Ao tratar da PEC 221/2019, ele disse ser favorável a mais tempo de descanso para o trabalhador, mas argumentou que mudanças na jornada de trabalho devem ser definidas por meio de negociação entre trabalhadores e empregadores — em vez de serem determinadas por lei. — Sou contra transformar uma discussão legítima em uma solução única.
Acredito na liberdade de escolha, no diálogo e na negociação entre as partes.
Trabalhadores e empregadores precisam ter voz.
Cada setor tem uma realidade, e o que funciona para uma indústria pode não funcionar para um restaurante.
Não existe uma jornada igualmente adequada para todas as atividades.
Por isso, defendo a negociação coletiva — declarou.
O senador também afirmou que a redução da jornada pode aumentar o custo da hora trabalhada e, assim, elevar os custos de produção, levando à redução dos investimentos e ao aumento de preços em alguns setores.
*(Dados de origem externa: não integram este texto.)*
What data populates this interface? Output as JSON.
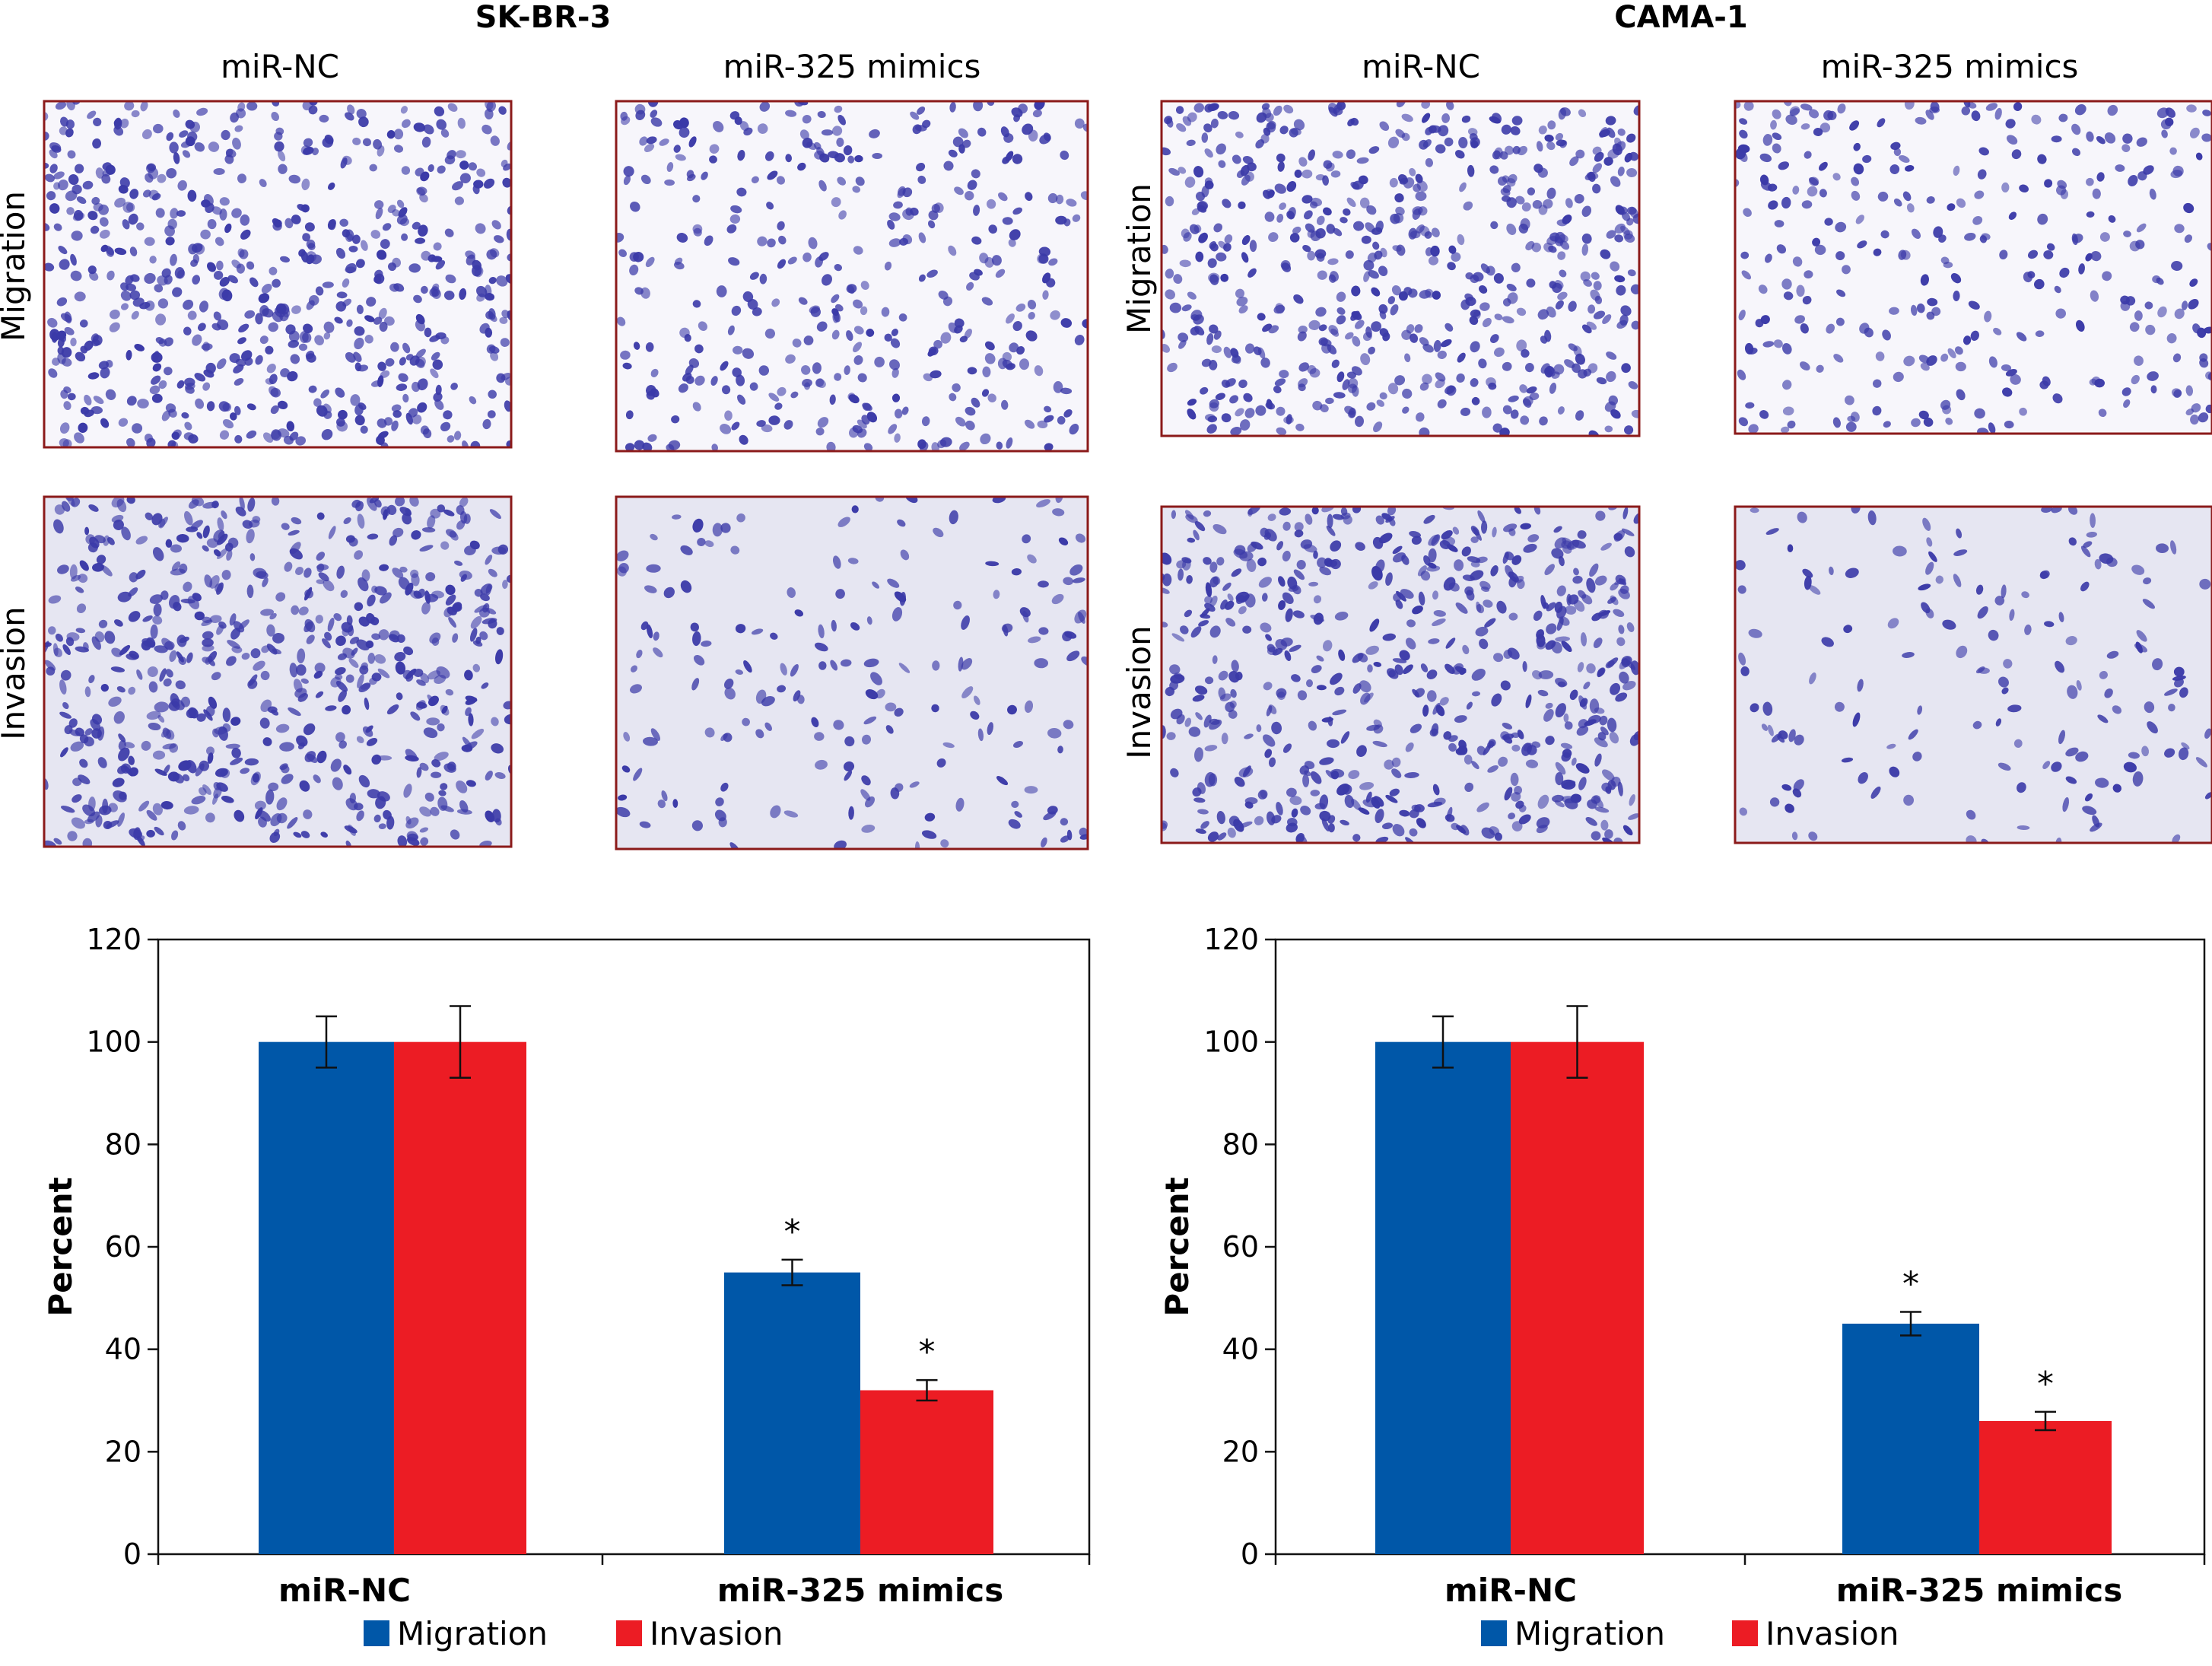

Esse cenário, salientou, pode prejudicar o poder de compra dos trabalhadores.
Sobre a MP 1.357/2026 (medida provisória que "zerou" o Imposto de Importação para compras de até US$ 50), ele observou que a discussão sobre a matéria deve considerar os efeitos sobre comerciantes, indústrias e empregos no país. — Não quero proteger o empresário brasileiro da concorrência.
Quero proteger o empresário brasileiro da concorrência desleal.
Não podemos olhar apenas para o preço da blusinha.
Precisamos olhar para o emprego que existe atrás da blusinha — destacou.